Now, I’m not saying that the religious bathwater doesn’t need to be changed on a regular basis. If we cling to religious language that has lost its power to move us and inspire and stir our souls, then the religious experience can become awfully sludgy and drear, if we keep on swimming around in that same old water, over and over.
And I’m also not saying that there aren’t a lot of religious groups that seem to have kept the old dirty bathwater, and tossed out the baby instead. In what sometimes goes by the name of Christianity—or Islam—or Judaism—or what-faith-have-you these days—there seems to be an awful lot of the murk and mire of human years, and too little of the inspiration and new life and deep love of genuine faith.
My friends, I think we have as good a chance as any household of finding that proper balance between the transient and the permanent in how we practice our faith. Let us remember the words of another of our elder Unitarian brothers, Walt Whitman, who wrote:
“We consider bibles and religions divine.
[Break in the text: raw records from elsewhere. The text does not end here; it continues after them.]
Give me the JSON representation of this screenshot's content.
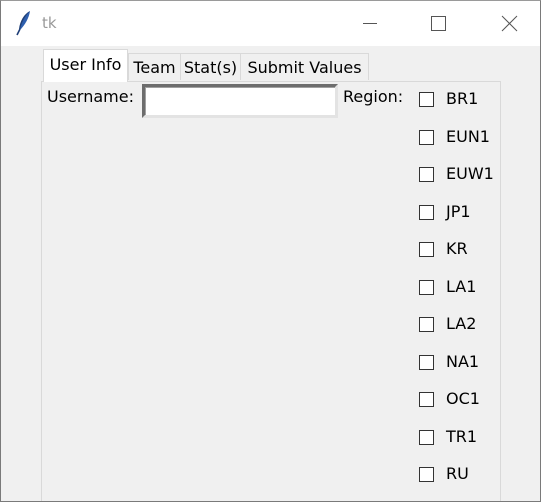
{
  "window": {
    "title": "tk",
    "icon": "feather-icon",
    "controls": [
      "minimize-icon",
      "maximize-icon",
      "close-icon"
    ]
  },
  "tabs": [
    {
      "label": "User Info",
      "selected": true
    },
    {
      "label": "Team",
      "selected": false
    },
    {
      "label": "Stat(s)",
      "selected": false
    },
    {
      "label": "Submit Values",
      "selected": false
    }
  ],
  "user_info": {
    "username_label": "Username:",
    "username_value": "",
    "region_label": "Region:",
    "regions": [
      {
        "label": "BR1",
        "checked": false
      },
      {
        "label": "EUN1",
        "checked": false
      },
      {
        "label": "EUW1",
        "checked": false
      },
      {
        "label": "JP1",
        "checked": false
      },
      {
        "label": "KR",
        "checked": false
      },
      {
        "label": "LA1",
        "checked": false
      },
      {
        "label": "LA2",
        "checked": false
      },
      {
        "label": "NA1",
        "checked": false
      },
      {
        "label": "OC1",
        "checked": false
      },
      {
        "label": "TR1",
        "checked": false
      },
      {
        "label": "RU",
        "checked": false
      }
    ]
  }
}
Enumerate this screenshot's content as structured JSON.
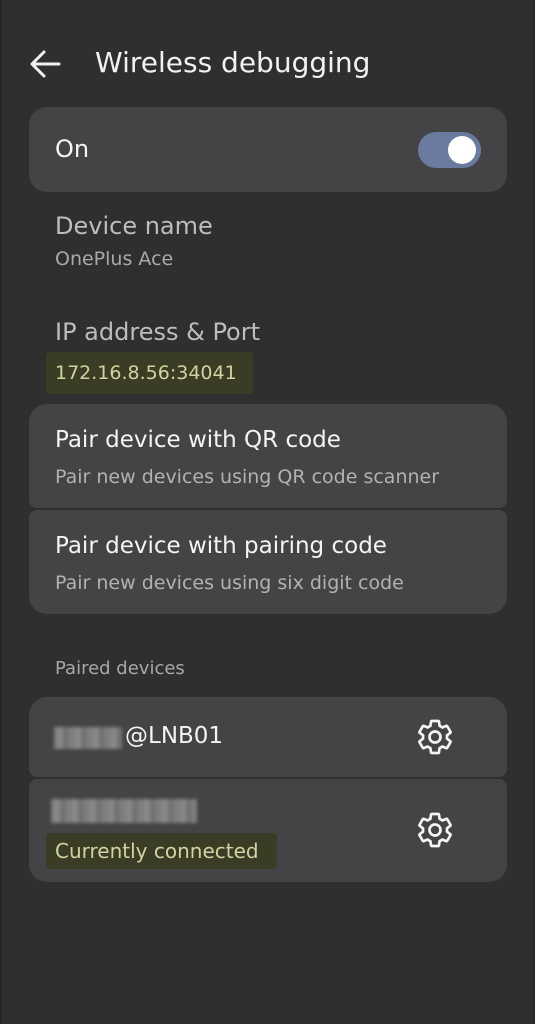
{
  "header": {
    "title": "Wireless debugging",
    "back_icon": "arrow-left-icon"
  },
  "master_switch": {
    "label": "On",
    "state": "on",
    "track_color": "#6b7a9f"
  },
  "device_name": {
    "label": "Device name",
    "value": "OnePlus Ace"
  },
  "ip_address": {
    "label": "IP address & Port",
    "value": "172.16.8.56:34041",
    "highlight_color": "#3a3c26"
  },
  "pair_options": [
    {
      "title": "Pair device with QR code",
      "subtitle": "Pair new devices using QR code scanner"
    },
    {
      "title": "Pair device with pairing code",
      "subtitle": "Pair new devices using six digit code"
    }
  ],
  "paired_devices": {
    "section_label": "Paired devices",
    "items": [
      {
        "name_visible_suffix": "@LNB01",
        "settings_icon": "gear-icon"
      },
      {
        "status": "Currently connected",
        "settings_icon": "gear-icon"
      }
    ]
  },
  "colors": {
    "background": "#2f2f30",
    "card": "#444446",
    "highlight_text": "#cfd4a0"
  }
}
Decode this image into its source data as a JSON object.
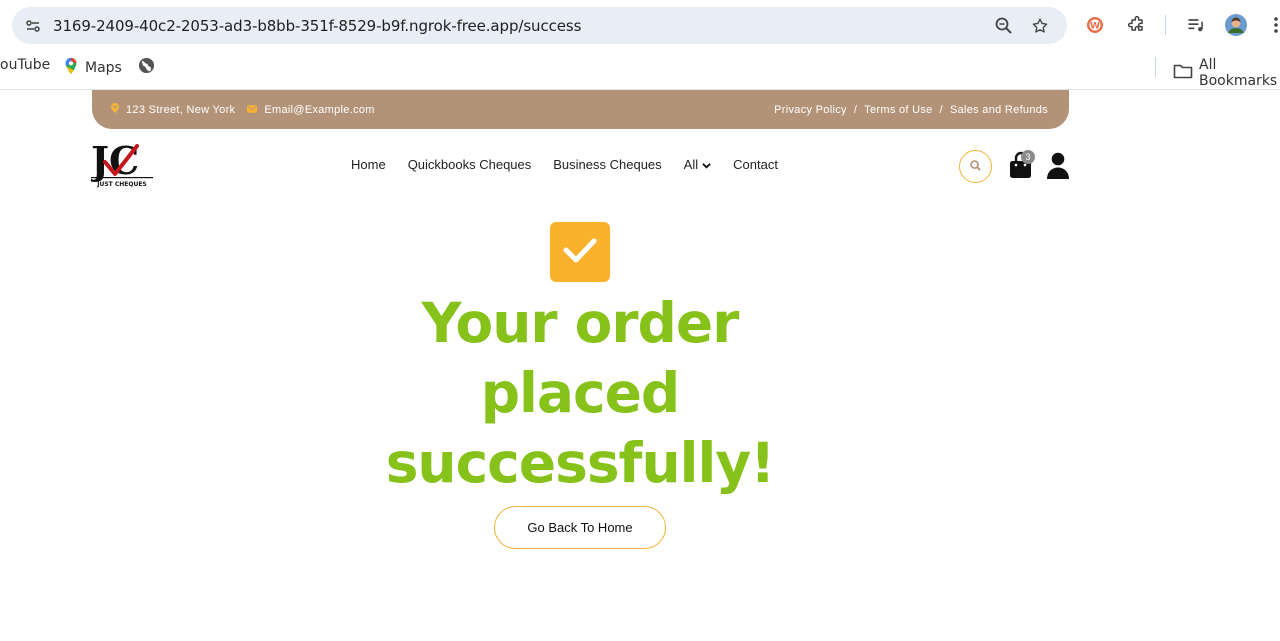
{
  "browser": {
    "url": "3169-2409-40c2-2053-ad3-b8bb-351f-8529-b9f.ngrok-free.app/success",
    "bookmarks": [
      {
        "label": "ouTube",
        "icon": "youtube-icon"
      },
      {
        "label": "Maps",
        "icon": "maps-icon"
      },
      {
        "label": "",
        "icon": "globe-icon"
      }
    ],
    "all_bookmarks_label": "All Bookmarks"
  },
  "topbar": {
    "address": "123 Street, New York",
    "email": "Email@Example.com",
    "links": [
      "Privacy Policy",
      "Terms of Use",
      "Sales and Refunds"
    ],
    "separator": "/",
    "background": "#b39377"
  },
  "logo": {
    "text": "JC",
    "tagline": "JUST CHEQUES"
  },
  "nav": {
    "items": [
      "Home",
      "Quickbooks Cheques",
      "Business Cheques",
      "All",
      "Contact"
    ]
  },
  "header_icons": {
    "cart_count": "3"
  },
  "main": {
    "headline": "Your order placed successfully!",
    "button_label": "Go Back To Home",
    "accent": "#86c21a",
    "check_color": "#fbb12b"
  }
}
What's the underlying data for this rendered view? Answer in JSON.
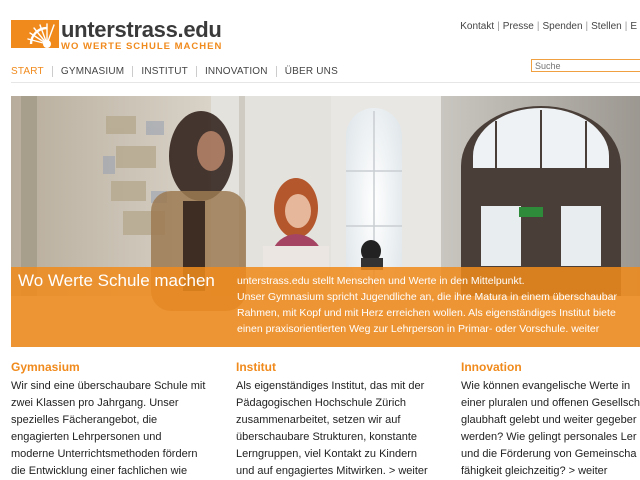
{
  "header": {
    "logo_title": "unterstrass.edu",
    "logo_tagline": "WO WERTE SCHULE MACHEN",
    "top_links": [
      "Kontakt",
      "Presse",
      "Spenden",
      "Stellen",
      "E"
    ],
    "search_placeholder": "Suche"
  },
  "nav": {
    "items": [
      "START",
      "GYMNASIUM",
      "INSTITUT",
      "INNOVATION",
      "ÜBER UNS"
    ],
    "active": "START"
  },
  "hero": {
    "title": "Wo Werte Schule machen",
    "lines": [
      "unterstrass.edu stellt Menschen und Werte in den Mittelpunkt.",
      "Unser Gymnasium spricht Jugendliche an, die ihre Matura in einem überschaubar",
      "Rahmen, mit Kopf und mit Herz erreichen wollen. Als eigenständiges Institut biete",
      "einen praxisorientierten Weg zur Lehrperson in Primar- oder Vorschule. weiter"
    ]
  },
  "columns": [
    {
      "title": "Gymnasium",
      "lines": [
        "Wir sind eine überschaubare Schule mit",
        "zwei Klassen pro Jahrgang. Unser",
        "spezielles Fächerangebot, die",
        "engagierten Lehrpersonen und",
        "moderne Unterrichtsmethoden fördern",
        "die Entwicklung einer fachlichen wie"
      ]
    },
    {
      "title": "Institut",
      "lines": [
        "Als eigenständiges Institut, das mit der",
        "Pädagogischen Hochschule Zürich",
        "zusammenarbeitet, setzen wir auf",
        "überschaubare Strukturen, konstante",
        "Lerngruppen, viel Kontakt zu Kindern",
        "und auf engagiertes Mitwirken. > weiter"
      ]
    },
    {
      "title": "Innovation",
      "lines": [
        "Wie können evangelische Werte in",
        "einer pluralen und offenen Gesellsch",
        "glaubhaft gelebt und weiter gegeber",
        "werden? Wie gelingt personales Ler",
        "und die Förderung von Gemeinscha",
        "fähigkeit gleichzeitig? > weiter"
      ]
    }
  ],
  "colors": {
    "accent": "#f08a1c",
    "text": "#222222",
    "logo_dark": "#3a3a3a"
  },
  "icons": {
    "logo_mark": "sunburst-logo-icon"
  }
}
I do not say they are not divine.
I say they have grown out of you,
And may grow out of you still.
It is not they who give you live—
It is you who give them life.”
Let us seek neither to bind ourselves to the timeworn ways of the past, nor to blind ourselves in the garish and gaudy light of the present. Rather, let us continue to cherish, and to create, living vital symbols, signs, and language which speak to our time—and which speak to the timeless which is within each and every one of us.